Yorkshire did better with the second new ball in the Roses match at Headingley but Lancashire still managed to tot up 417-9 before declaring when bad light and then rain restricted the second day's play to 57.3 overs.

Lancashire at lunch yesterday were in a commanding position at 368-5 but much tighter bowling after the interval meant they could only add 49 further runs in 19 overs for the loss of four wickets.

Yorkshire's bowling for a large part of the innings had been mediocre but in the end they had the consolation of picking up maximum bowling bonus points.

It is disappointing, however, that they have yet to bowl out a side in the first innings for under 300 this season and their leading pair of Aussie Jason Gillespie and South African Deon Kruis are still not firing as they should.

Gillespie has worked very hard, bowling 147 overs in three-and-a-half matches, but he has so far captured only eight wickets and each one has cost him just short of 50 runs.

Kruis is only in his second match after recovering from a pre-season calf injury but his 2-135 yesterday were the most expensive figures he has registered for Yorkshire since joining them in 2005.

Lancashire were contemplating a substantial score when they came out for the afternoon session but they found life harder against the second new ball, or, to be more accurate, the third.

The second new ball was only two overs old when umpires Barrie Leadbeater and Rob Bailey noticed that it had the purplish look of balls issued five or six years ago. Play was halted while the mystery was investigated and the umpires found that the ball was a rogue one in a box of otherwise new balls.
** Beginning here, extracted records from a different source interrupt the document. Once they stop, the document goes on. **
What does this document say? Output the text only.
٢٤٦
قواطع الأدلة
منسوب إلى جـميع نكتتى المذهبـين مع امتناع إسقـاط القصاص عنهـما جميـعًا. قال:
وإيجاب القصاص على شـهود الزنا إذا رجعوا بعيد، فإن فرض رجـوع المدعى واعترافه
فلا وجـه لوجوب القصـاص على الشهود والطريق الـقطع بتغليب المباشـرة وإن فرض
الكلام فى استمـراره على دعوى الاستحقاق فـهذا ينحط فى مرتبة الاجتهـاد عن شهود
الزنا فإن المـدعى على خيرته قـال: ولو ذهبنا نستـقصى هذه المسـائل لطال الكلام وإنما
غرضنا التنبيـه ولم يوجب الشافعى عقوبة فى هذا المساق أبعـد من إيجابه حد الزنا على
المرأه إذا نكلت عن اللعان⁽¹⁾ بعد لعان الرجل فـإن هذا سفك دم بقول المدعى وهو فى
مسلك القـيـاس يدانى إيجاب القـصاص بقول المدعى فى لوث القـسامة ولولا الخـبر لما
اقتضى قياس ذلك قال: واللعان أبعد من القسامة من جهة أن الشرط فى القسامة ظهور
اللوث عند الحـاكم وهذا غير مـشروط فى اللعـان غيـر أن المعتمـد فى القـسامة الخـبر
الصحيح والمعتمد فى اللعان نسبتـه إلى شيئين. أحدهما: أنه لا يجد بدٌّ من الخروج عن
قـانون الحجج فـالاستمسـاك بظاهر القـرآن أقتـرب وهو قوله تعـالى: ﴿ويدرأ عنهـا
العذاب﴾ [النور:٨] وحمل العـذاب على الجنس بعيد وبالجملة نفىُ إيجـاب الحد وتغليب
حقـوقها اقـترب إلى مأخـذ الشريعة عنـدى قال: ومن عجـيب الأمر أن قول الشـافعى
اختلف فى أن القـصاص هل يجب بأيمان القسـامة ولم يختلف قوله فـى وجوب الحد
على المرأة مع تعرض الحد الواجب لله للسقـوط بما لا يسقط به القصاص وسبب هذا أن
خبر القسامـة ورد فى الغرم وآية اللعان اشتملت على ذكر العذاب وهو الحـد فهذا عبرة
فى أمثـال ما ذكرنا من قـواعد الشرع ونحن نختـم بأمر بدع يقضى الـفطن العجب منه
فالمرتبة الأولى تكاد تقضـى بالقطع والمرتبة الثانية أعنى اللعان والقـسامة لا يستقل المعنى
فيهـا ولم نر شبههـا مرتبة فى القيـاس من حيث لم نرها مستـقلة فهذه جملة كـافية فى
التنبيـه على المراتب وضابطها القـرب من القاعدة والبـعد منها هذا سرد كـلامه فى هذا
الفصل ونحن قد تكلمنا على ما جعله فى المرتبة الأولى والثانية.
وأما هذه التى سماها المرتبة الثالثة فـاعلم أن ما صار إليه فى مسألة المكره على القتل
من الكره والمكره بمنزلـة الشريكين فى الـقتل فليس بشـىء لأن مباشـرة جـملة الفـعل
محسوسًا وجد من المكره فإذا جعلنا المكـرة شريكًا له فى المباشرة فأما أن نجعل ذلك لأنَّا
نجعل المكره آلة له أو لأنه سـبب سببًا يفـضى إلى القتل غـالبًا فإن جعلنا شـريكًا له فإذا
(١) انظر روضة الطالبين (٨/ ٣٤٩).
"There was nothing wrong with it, apart from it being from old stock, but we changed it so that the teams were not playing with one which was out of date," said Leadbeater.

First to fall to the genuinely new ball was Luke Sutton, lbw to Kruis for 46 after putting on a tiresome 81 in 28 overs with Glen Chapple, who brought Gillespie a wicket when he drove to Tim Bresnan at mid-off.

Bresnan was the pick of the bowlers throughout the innings and he struck twice in consecutive overs, Kyle Hogg looping an intended hook to wicketkeeper Gerard Brophy, and Dominic Cork miscuing to John Blain at mid-on after uncharacteristically facing 25 balls for his 11.

Yorkshire were far less disciplined in the morning when Lancashire resumed on 228-3 with Mal Loye and Stuart Law already having added 142 together. Kruis and Gillespie were both attacked as 40 were scored in the first half-hour and Blain once again proved expensive.

The stand topped the previous best for Lancashire's fourth wicket in a Roses match of 202 between Len Hopwood and Clifford Hawkwood on the same ground in 1933, but four runs later Loye hooked Kruis to Bresnan at long leg and was out for 138 off 179 balls with 20 boundaries.

Law soon completed his own century off 143 deliveries with 17 fours by square driving Blain for two but he missed the next one and was lbw, Blain's figures at that stage reading 9-0-65-2.